Amarenco P, Callahan A, Campese III VM, Goldstein LB, Hennerici MG, Messig M, et al. Effect of High-Dose Atorvastatin on Renal Function in Subjects With Stroke or Transient Ischemic Attack in the SPARCL Trial. Stroke. 2014
Chronic kidney disease (CKD) shares many risk factors with cerebrovascular disease – principally hypertension, diabetes, and dyslipidemia. Lowering low-density lipoprotein (LDL) cholesterol in patients with dyslipidemia and coronary artery disease or diabetes has been shown to be renoprotective in addition to reducing cardiovascular events. CKD has several implications for patients with cerebrovascular disease including conferring an increased risk for stroke and being an independent predictor of mortality and outcomes after stroke. Thus, CKD, which is also a global public health problem, should also be of interest to neurologists.

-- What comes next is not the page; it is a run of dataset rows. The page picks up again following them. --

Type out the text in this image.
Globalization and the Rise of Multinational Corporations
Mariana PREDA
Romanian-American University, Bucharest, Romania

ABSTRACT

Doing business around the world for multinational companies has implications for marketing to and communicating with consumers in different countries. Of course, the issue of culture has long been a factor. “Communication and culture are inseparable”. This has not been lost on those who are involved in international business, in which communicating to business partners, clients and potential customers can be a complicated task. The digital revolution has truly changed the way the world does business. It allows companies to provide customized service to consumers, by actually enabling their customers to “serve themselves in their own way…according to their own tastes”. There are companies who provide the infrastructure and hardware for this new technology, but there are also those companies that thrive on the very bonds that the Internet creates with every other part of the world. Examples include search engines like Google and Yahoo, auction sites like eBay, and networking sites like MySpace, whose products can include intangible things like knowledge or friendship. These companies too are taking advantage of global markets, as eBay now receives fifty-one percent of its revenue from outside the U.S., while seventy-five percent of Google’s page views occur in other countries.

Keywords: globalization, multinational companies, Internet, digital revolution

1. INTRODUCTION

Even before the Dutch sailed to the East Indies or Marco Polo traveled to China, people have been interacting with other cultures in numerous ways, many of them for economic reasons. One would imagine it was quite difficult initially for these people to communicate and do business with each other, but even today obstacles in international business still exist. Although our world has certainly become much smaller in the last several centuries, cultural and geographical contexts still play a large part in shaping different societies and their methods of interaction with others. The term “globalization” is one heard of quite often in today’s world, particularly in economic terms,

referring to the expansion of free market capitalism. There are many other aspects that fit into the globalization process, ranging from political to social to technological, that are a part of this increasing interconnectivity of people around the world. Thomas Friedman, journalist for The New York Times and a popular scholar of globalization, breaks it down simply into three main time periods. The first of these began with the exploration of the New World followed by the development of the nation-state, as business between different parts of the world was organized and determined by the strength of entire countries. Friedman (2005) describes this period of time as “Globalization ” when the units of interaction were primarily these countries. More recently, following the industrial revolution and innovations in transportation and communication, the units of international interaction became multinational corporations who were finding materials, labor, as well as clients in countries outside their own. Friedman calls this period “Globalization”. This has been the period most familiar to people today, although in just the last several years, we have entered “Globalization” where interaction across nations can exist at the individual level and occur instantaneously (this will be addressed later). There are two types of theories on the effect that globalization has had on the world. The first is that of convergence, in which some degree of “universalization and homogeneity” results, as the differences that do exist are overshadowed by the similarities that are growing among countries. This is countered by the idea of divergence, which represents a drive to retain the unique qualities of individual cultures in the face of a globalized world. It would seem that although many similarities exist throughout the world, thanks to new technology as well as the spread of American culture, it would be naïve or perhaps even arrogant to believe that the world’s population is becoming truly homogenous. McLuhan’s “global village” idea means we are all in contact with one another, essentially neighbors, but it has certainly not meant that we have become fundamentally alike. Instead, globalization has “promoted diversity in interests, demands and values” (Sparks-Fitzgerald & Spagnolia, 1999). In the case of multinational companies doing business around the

This study is consistent with prior reports suggestive of the idea that statin treatment is nephroprotective in high-risk patients with vascular disease. In the SPARCL patient population, an effect was seen within a year and is maintained for the 5 years of follow-up. Its important to note that the study cohort also had adequate blood pressure control and appropriate management of other vascular risk factors. Also, a small number of patients in this study had stage 4 or 5 CKD, so it is difficult to assess if 80mg atorvastatin treatment could benefit those with more severe renal dysfunction. Though the degree of improvement in GFR may seem modest, this is just another reason to use high intensity statin (atorvastatin) after non-cardioembolic stroke/TIA.